Friday, July 08, 2005

True Colours

Over at the National Review's group blog, the Corner, there's a semi-interesting discussion going on about whether Britain is likely to "appease" terrorism, although the framing of the topic tells you quite a bit about the angle they are taking. Inevitably the IRA comes up in the discussion, drawing this contribution from arch Vast Rightwing Conspirator John O'Sullivan, who has impeccable Thatcherite and Bu-shite credentials:

FRIDAY, FRIDAY [John O'Sullivan ]
I think that I am one of the strongest critics of the Good Friday Agreement in Northern Ireland, but it did not amount to a victory for the IRA. What the IRA wanted was a united Ireland under its leadership. What they have got is a divided Ireland where the North will be governed either by an administration headed by the Rev. Ian Paisley or by direct rule from London ... Of course, Adams, McGuinness and the other IRA murderers should be either in prison or been hanged long ago.
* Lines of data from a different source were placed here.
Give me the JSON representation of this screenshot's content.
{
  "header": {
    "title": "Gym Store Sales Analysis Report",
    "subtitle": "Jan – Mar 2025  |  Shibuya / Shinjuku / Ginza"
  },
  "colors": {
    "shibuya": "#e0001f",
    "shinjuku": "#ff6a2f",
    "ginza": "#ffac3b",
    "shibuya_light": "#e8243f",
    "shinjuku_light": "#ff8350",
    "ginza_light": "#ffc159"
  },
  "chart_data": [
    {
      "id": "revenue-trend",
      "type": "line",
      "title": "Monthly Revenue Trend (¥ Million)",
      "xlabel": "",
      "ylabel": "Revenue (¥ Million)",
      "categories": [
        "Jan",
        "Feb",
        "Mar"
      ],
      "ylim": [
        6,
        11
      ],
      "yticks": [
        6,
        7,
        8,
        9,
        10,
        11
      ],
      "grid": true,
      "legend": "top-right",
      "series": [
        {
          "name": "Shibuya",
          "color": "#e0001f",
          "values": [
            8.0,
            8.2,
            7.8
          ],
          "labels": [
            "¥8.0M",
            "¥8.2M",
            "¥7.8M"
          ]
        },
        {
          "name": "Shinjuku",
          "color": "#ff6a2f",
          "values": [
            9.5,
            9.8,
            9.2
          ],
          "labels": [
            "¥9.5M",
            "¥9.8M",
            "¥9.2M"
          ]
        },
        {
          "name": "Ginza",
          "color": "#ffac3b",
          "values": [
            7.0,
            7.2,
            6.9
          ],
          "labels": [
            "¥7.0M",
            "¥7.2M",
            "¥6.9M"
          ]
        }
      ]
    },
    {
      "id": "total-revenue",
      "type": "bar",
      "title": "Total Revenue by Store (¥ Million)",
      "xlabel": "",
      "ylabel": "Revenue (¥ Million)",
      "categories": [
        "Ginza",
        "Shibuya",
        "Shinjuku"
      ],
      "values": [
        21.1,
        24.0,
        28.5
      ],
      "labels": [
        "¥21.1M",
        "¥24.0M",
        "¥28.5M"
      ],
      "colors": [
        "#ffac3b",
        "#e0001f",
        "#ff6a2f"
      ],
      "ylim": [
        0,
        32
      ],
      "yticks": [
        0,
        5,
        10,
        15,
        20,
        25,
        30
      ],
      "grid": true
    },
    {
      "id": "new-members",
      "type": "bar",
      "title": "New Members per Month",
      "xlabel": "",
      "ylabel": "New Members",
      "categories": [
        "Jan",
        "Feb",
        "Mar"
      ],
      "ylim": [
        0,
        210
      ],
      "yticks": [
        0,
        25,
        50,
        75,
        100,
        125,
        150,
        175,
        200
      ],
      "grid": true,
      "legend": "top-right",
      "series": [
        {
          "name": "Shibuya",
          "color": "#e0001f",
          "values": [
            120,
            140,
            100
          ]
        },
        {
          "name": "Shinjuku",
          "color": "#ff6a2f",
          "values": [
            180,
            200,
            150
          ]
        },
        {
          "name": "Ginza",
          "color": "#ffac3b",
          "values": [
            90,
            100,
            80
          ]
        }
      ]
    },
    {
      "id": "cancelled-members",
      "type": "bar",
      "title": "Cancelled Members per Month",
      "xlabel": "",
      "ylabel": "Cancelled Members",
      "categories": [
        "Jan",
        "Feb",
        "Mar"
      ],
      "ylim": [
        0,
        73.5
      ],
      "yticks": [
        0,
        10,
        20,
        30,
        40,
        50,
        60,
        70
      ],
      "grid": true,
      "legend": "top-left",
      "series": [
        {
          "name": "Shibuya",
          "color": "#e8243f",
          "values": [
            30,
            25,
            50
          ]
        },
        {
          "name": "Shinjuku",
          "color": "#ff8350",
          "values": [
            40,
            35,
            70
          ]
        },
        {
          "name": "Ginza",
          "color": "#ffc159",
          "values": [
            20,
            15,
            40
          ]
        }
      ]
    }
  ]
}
It's also shameful that a British minister (admittedly the appalling Peter Hain who entered politics by breaking the law) should have recently praised them as "visionary." But the fact is that the Brits have remained in Northern Ireland because the majority of the population wants to remain British. We were not bombed out. And we will remain there as long as the majority wishes. Terrorism did not win in Ulster [sic], but it is being indulged there. But what did you expect? We have a Labor government which, even under Blair, has the usual instincts of the Left.


There's too much of a tendentious account of Irish nationalism here to handle on a single blog, so let's instead focus on the revealing throwaway sentence about Peter Hain, the incumbent Secretary of State for Northern Ireland. Hain came to prominence in the 1970s as an anti-apartheid campaigner, and since O'Sullivan doesn't explain his claim that Hain broke the law, we have to assume he's referring either to civil disobedience or Hain's acquittal on a charge of bank robbery, in which he might have been set up by South African intelligence.

Either way it reveals the resentment still felt by reactionary conservatives towards the anti-apartheid campaign, something that they've generally learned to hide. But occasionally the mask slips. Hain clearly earns extra resentment points for having branched into Irish nationalist politics as well, another red flag to the VRC-Unionism axis.